A broken clock is right twice a day. And so, the New York Mets have advanced to Major League Baseball's playoffs.

But diehard fans are well aware that runs of stunning success are not the norm for the Metropolitans, who have earned just their second NL East division title since 2000. Particularly when the New York Yankees are sitting on a pile of championships in the Bronx, fans who choose to hitch their cart to the Mets are often courting misery and heartbreak.

Yet there's a long list of celebrities associated with the Mets, including an inordinate number of comedians. As Jared Diamond of The Wall Street Journal posits, there might be some logic to that union.

"The essence of comedy is failure and things not working out and the guy slipping on a banana peel. That's the Mets," says Michael Price, a writer and co-executive producer of "The Simpsons," to the WSJ. "I can't imagine somebody who has a sense of humor being a Yankee fan."

And so, the Mets have attracted a fanclub of wiseacres. Jerry Seinfeld is a common sight at Mets games and even pitches in on some TV broadcasts to offer some thoughts and humble fan observations.

Chris Rock and Kevin James are both Mets fans, too. And Jon Stewart? He turned his Mets fanship into a running gag during 17 years on "The Daily Show."

Hell, Bill Maher is a minority owner of the Mets.

Comedian and actor Hank Azaria noted an important ingredient for comedy: Suffering in the form of pain or discomfort.

If you root for the Mets, suffering comes to you like an IV drip.

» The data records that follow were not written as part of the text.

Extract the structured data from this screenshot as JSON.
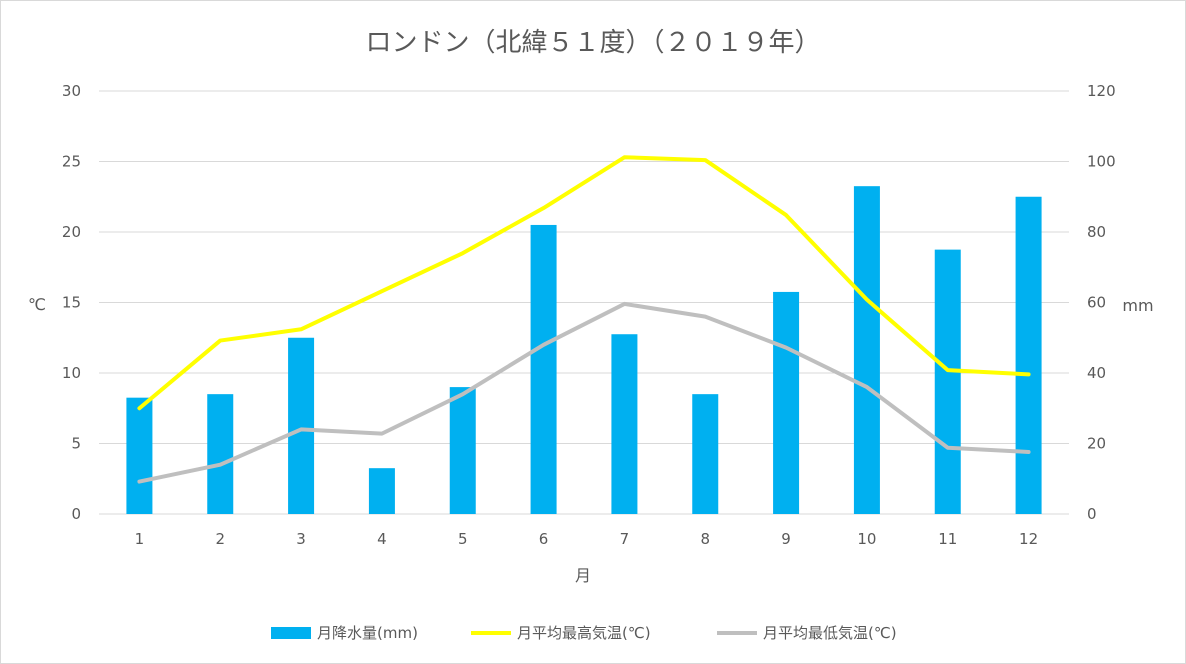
{
  "chart_data": {
    "type": "bar",
    "title": "ロンドン（北緯５１度）（２０１９年）",
    "xlabel": "月",
    "ylabel_left": "℃",
    "ylabel_right": "mm",
    "categories": [
      "1",
      "2",
      "3",
      "4",
      "5",
      "6",
      "7",
      "8",
      "9",
      "10",
      "11",
      "12"
    ],
    "y_left": {
      "min": 0,
      "max": 30,
      "ticks": [
        "0",
        "5",
        "10",
        "15",
        "20",
        "25",
        "30"
      ]
    },
    "y_right": {
      "min": 0,
      "max": 120,
      "ticks": [
        "0",
        "20",
        "40",
        "60",
        "80",
        "100",
        "120"
      ]
    },
    "grid": true,
    "legend_position": "bottom",
    "series": [
      {
        "name": "月降水量(mm)",
        "type": "bar",
        "axis": "right",
        "color": "#00b0f0",
        "values": [
          33,
          34,
          50,
          13,
          36,
          82,
          51,
          34,
          63,
          93,
          75,
          90
        ]
      },
      {
        "name": "月平均最高気温(℃)",
        "type": "line",
        "axis": "left",
        "color": "#ffff00",
        "values": [
          7.5,
          12.3,
          13.1,
          15.8,
          18.5,
          21.7,
          25.3,
          25.1,
          21.2,
          15.2,
          10.2,
          9.9
        ]
      },
      {
        "name": "月平均最低気温(℃)",
        "type": "line",
        "axis": "left",
        "color": "#bfbfbf",
        "values": [
          2.3,
          3.5,
          6.0,
          5.7,
          8.5,
          12.0,
          14.9,
          14.0,
          11.8,
          9.0,
          4.7,
          4.4
        ]
      }
    ]
  }
}
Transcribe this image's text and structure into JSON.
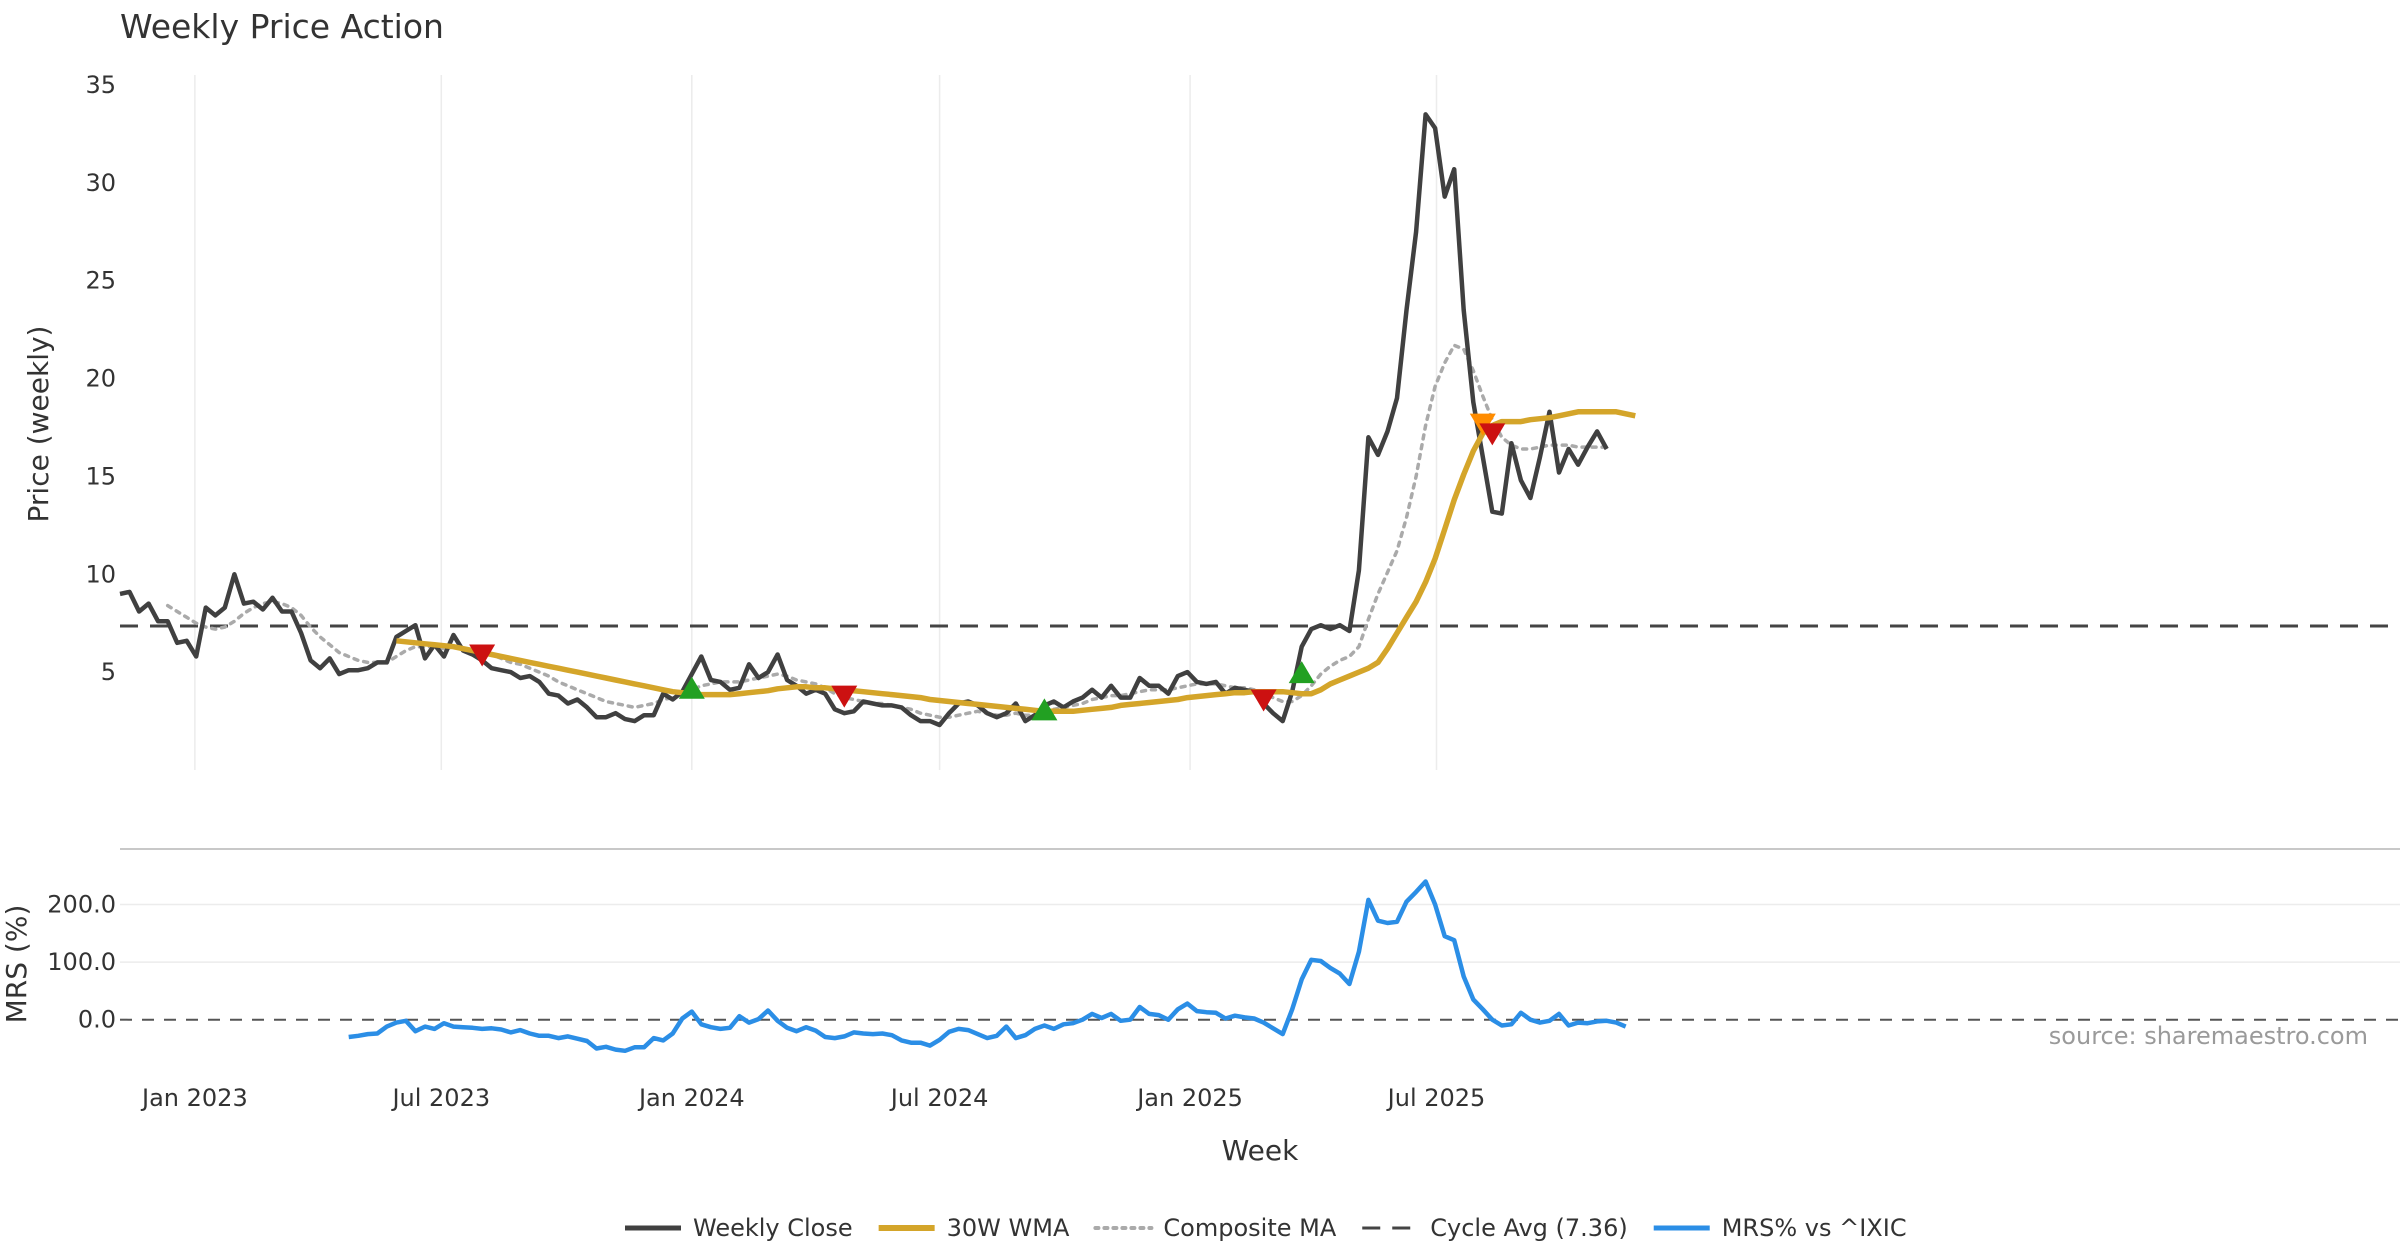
{
  "chart_data": [
    {
      "type": "line",
      "title": "Weekly Price Action",
      "ylabel": "Price (weekly)",
      "xlabel": "Week",
      "x_ticks": [
        "Jan 2023",
        "Jul 2023",
        "Jan 2024",
        "Jul 2024",
        "Jan 2025",
        "Jul 2025"
      ],
      "y_ticks": [
        "5",
        "10",
        "15",
        "20",
        "25",
        "30",
        "35"
      ],
      "ylim": [
        0,
        35
      ],
      "x_start": "2022-11-07",
      "cycle_avg": 7.36,
      "series": [
        {
          "name": "Weekly Close",
          "color": "#404040",
          "values": [
            9.0,
            9.1,
            8.1,
            8.5,
            7.6,
            7.6,
            6.5,
            6.6,
            5.8,
            8.3,
            7.9,
            8.3,
            10.0,
            8.5,
            8.6,
            8.2,
            8.8,
            8.1,
            8.1,
            7.0,
            5.6,
            5.2,
            5.7,
            4.9,
            5.1,
            5.1,
            5.2,
            5.5,
            5.5,
            6.8,
            7.1,
            7.4,
            5.7,
            6.4,
            5.8,
            6.9,
            6.1,
            5.9,
            5.6,
            5.2,
            5.1,
            5.0,
            4.7,
            4.8,
            4.5,
            3.9,
            3.8,
            3.4,
            3.6,
            3.2,
            2.7,
            2.7,
            2.9,
            2.6,
            2.5,
            2.8,
            2.8,
            3.9,
            3.6,
            4.0,
            4.9,
            5.8,
            4.6,
            4.5,
            4.1,
            4.2,
            5.4,
            4.7,
            5.0,
            5.9,
            4.6,
            4.3,
            3.9,
            4.1,
            3.9,
            3.1,
            2.9,
            3.0,
            3.5,
            3.4,
            3.3,
            3.3,
            3.2,
            2.8,
            2.5,
            2.5,
            2.3,
            2.9,
            3.4,
            3.5,
            3.3,
            2.9,
            2.7,
            2.9,
            3.4,
            2.5,
            2.8,
            3.3,
            3.5,
            3.2,
            3.5,
            3.7,
            4.1,
            3.7,
            4.3,
            3.7,
            3.7,
            4.7,
            4.3,
            4.3,
            3.9,
            4.8,
            5.0,
            4.5,
            4.4,
            4.5,
            3.9,
            4.2,
            4.1,
            4.0,
            3.4,
            2.9,
            2.5,
            4.0,
            6.3,
            7.2,
            7.4,
            7.2,
            7.4,
            7.1,
            10.2,
            17.0,
            16.1,
            17.3,
            19.0,
            23.5,
            27.5,
            33.5,
            32.8,
            29.3,
            30.7,
            23.5,
            18.8,
            16.0,
            13.2,
            13.1,
            16.7,
            14.8,
            13.9,
            16.0,
            18.3,
            15.2,
            16.4,
            15.6,
            16.5,
            17.3,
            16.4
          ]
        },
        {
          "name": "30W WMA",
          "color": "#d4a52a",
          "values": [
            null,
            null,
            null,
            null,
            null,
            null,
            null,
            null,
            null,
            null,
            null,
            null,
            null,
            null,
            null,
            null,
            null,
            null,
            null,
            null,
            null,
            null,
            null,
            null,
            null,
            null,
            null,
            null,
            null,
            6.6,
            6.55,
            6.5,
            6.45,
            6.4,
            6.35,
            6.3,
            6.2,
            6.1,
            6.0,
            5.9,
            5.8,
            5.7,
            5.6,
            5.5,
            5.4,
            5.3,
            5.2,
            5.1,
            5.0,
            4.9,
            4.8,
            4.7,
            4.6,
            4.5,
            4.4,
            4.3,
            4.2,
            4.1,
            4.0,
            3.95,
            3.9,
            3.85,
            3.85,
            3.85,
            3.85,
            3.9,
            3.95,
            4.0,
            4.05,
            4.15,
            4.2,
            4.25,
            4.25,
            4.2,
            4.2,
            4.15,
            4.1,
            4.05,
            4.0,
            3.95,
            3.9,
            3.85,
            3.8,
            3.75,
            3.7,
            3.6,
            3.55,
            3.5,
            3.45,
            3.4,
            3.35,
            3.3,
            3.25,
            3.2,
            3.15,
            3.1,
            3.05,
            3.0,
            3.0,
            3.0,
            3.0,
            3.05,
            3.1,
            3.15,
            3.2,
            3.3,
            3.35,
            3.4,
            3.45,
            3.5,
            3.55,
            3.6,
            3.7,
            3.75,
            3.8,
            3.85,
            3.9,
            3.95,
            3.95,
            4.0,
            4.0,
            4.0,
            4.0,
            3.95,
            3.9,
            3.9,
            4.1,
            4.4,
            4.6,
            4.8,
            5.0,
            5.2,
            5.5,
            6.2,
            7.0,
            7.8,
            8.6,
            9.6,
            10.8,
            12.3,
            13.8,
            15.1,
            16.3,
            17.2,
            17.6,
            17.8,
            17.8,
            17.8,
            17.9,
            17.95,
            18.0,
            18.1,
            18.2,
            18.3,
            18.3,
            18.3,
            18.3,
            18.3,
            18.2,
            18.1
          ]
        },
        {
          "name": "Composite MA",
          "color": "#aaaaaa",
          "values": [
            null,
            null,
            null,
            null,
            null,
            8.4,
            8.1,
            7.8,
            7.5,
            7.3,
            7.2,
            7.3,
            7.6,
            8.0,
            8.3,
            8.5,
            8.6,
            8.5,
            8.3,
            7.9,
            7.3,
            6.8,
            6.4,
            6.0,
            5.8,
            5.6,
            5.5,
            5.5,
            5.5,
            5.8,
            6.1,
            6.3,
            6.3,
            6.3,
            6.2,
            6.3,
            6.2,
            6.1,
            6.0,
            5.9,
            5.7,
            5.5,
            5.4,
            5.2,
            5.0,
            4.8,
            4.5,
            4.3,
            4.1,
            3.9,
            3.7,
            3.5,
            3.4,
            3.3,
            3.2,
            3.3,
            3.4,
            3.6,
            3.7,
            3.9,
            4.1,
            4.3,
            4.4,
            4.5,
            4.5,
            4.5,
            4.6,
            4.7,
            4.8,
            4.9,
            4.8,
            4.6,
            4.5,
            4.4,
            4.2,
            3.9,
            3.7,
            3.6,
            3.5,
            3.4,
            3.4,
            3.3,
            3.2,
            3.1,
            2.9,
            2.8,
            2.7,
            2.7,
            2.8,
            2.9,
            3.0,
            2.9,
            2.8,
            2.8,
            2.9,
            2.8,
            2.8,
            2.9,
            3.1,
            3.2,
            3.3,
            3.4,
            3.6,
            3.7,
            3.8,
            3.8,
            3.9,
            4.0,
            4.1,
            4.1,
            4.1,
            4.2,
            4.3,
            4.4,
            4.4,
            4.4,
            4.3,
            4.2,
            4.2,
            4.1,
            3.9,
            3.7,
            3.5,
            3.5,
            3.8,
            4.3,
            4.9,
            5.3,
            5.6,
            5.8,
            6.3,
            7.7,
            9.0,
            10.1,
            11.2,
            12.9,
            15.0,
            17.6,
            19.6,
            20.8,
            21.7,
            21.5,
            20.4,
            19.1,
            17.9,
            17.0,
            16.6,
            16.4,
            16.4,
            16.5,
            16.6,
            16.6,
            16.6,
            16.5,
            16.5,
            16.5,
            16.5
          ]
        },
        {
          "name": "Cycle Avg (7.36)",
          "color": "#444444",
          "values": [
            7.36
          ]
        }
      ],
      "signals": [
        {
          "type": "sell",
          "x_index": 38,
          "y": 5.9,
          "color": "#cc1111"
        },
        {
          "type": "buy",
          "x_index": 60,
          "y": 4.2,
          "color": "#22a022"
        },
        {
          "type": "sell",
          "x_index": 76,
          "y": 3.8,
          "color": "#cc1111"
        },
        {
          "type": "buy",
          "x_index": 97,
          "y": 3.1,
          "color": "#22a022"
        },
        {
          "type": "sell",
          "x_index": 120,
          "y": 3.6,
          "color": "#cc1111"
        },
        {
          "type": "buy",
          "x_index": 124,
          "y": 5.0,
          "color": "#22a022"
        },
        {
          "type": "sell",
          "x_index": 143,
          "y": 17.7,
          "color": "#ff8c00"
        },
        {
          "type": "sell",
          "x_index": 144,
          "y": 17.2,
          "color": "#cc1111"
        }
      ]
    },
    {
      "type": "line",
      "ylabel": "MRS (%)",
      "y_ticks": [
        "0.0",
        "100.0",
        "200.0"
      ],
      "ylim": [
        -70,
        260
      ],
      "series": [
        {
          "name": "MRS% vs ^IXIC",
          "color": "#2b8ee6",
          "values": [
            null,
            null,
            null,
            null,
            null,
            null,
            null,
            null,
            null,
            null,
            null,
            null,
            null,
            null,
            null,
            null,
            null,
            null,
            null,
            null,
            null,
            null,
            null,
            null,
            -30,
            -28,
            -25,
            -24,
            -12,
            -5,
            -2,
            -20,
            -12,
            -16,
            -6,
            -12,
            -13,
            -14,
            -16,
            -15,
            -17,
            -22,
            -18,
            -24,
            -28,
            -28,
            -32,
            -29,
            -33,
            -37,
            -50,
            -47,
            -52,
            -54,
            -48,
            -48,
            -32,
            -36,
            -24,
            2,
            14,
            -8,
            -13,
            -16,
            -14,
            6,
            -5,
            1,
            16,
            -2,
            -14,
            -20,
            -13,
            -19,
            -30,
            -32,
            -29,
            -22,
            -24,
            -25,
            -24,
            -27,
            -36,
            -40,
            -40,
            -45,
            -35,
            -21,
            -16,
            -18,
            -25,
            -32,
            -28,
            -12,
            -32,
            -27,
            -16,
            -10,
            -16,
            -8,
            -6,
            0,
            10,
            3,
            10,
            -2,
            0,
            22,
            10,
            8,
            0,
            18,
            28,
            15,
            13,
            12,
            2,
            7,
            4,
            2,
            -5,
            -15,
            -25,
            18,
            70,
            104,
            102,
            90,
            80,
            62,
            118,
            208,
            172,
            168,
            170,
            205,
            222,
            240,
            200,
            145,
            138,
            75,
            35,
            18,
            0,
            -10,
            -8,
            12,
            0,
            -5,
            -2,
            10,
            -10,
            -5,
            -6,
            -3,
            -2,
            -5,
            -12
          ]
        }
      ]
    }
  ],
  "source_text": "source: sharemaestro.com",
  "legend": [
    {
      "label": "Weekly Close",
      "style": "solid",
      "color": "#404040"
    },
    {
      "label": "30W WMA",
      "style": "solid",
      "color": "#d4a52a"
    },
    {
      "label": "Composite MA",
      "style": "dotted",
      "color": "#aaaaaa"
    },
    {
      "label": "Cycle Avg (7.36)",
      "style": "dashed",
      "color": "#444444"
    },
    {
      "label": "MRS% vs ^IXIC",
      "style": "solid",
      "color": "#2b8ee6"
    }
  ]
}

"Being a Mets fan goes right in line with that," Azaria said, a longtime Mets fan who has provided voices for "The Simpsons" since 1989. "It's forever the underdog and forever the outsider, and I think every comedian at their core felt that way when they were a kid."

In fact, there's humor to be found in rooting for a perennial loser. But the circumstances are different this year, with the Mets storming the NL East division on the strength of an impressive second half to the season.

What's a Seinfeld or a Stewart to do now? Laugh, smile, enjoy the ride. And brace for a quick postseason exit.

They may be winning, but they're still the Mets.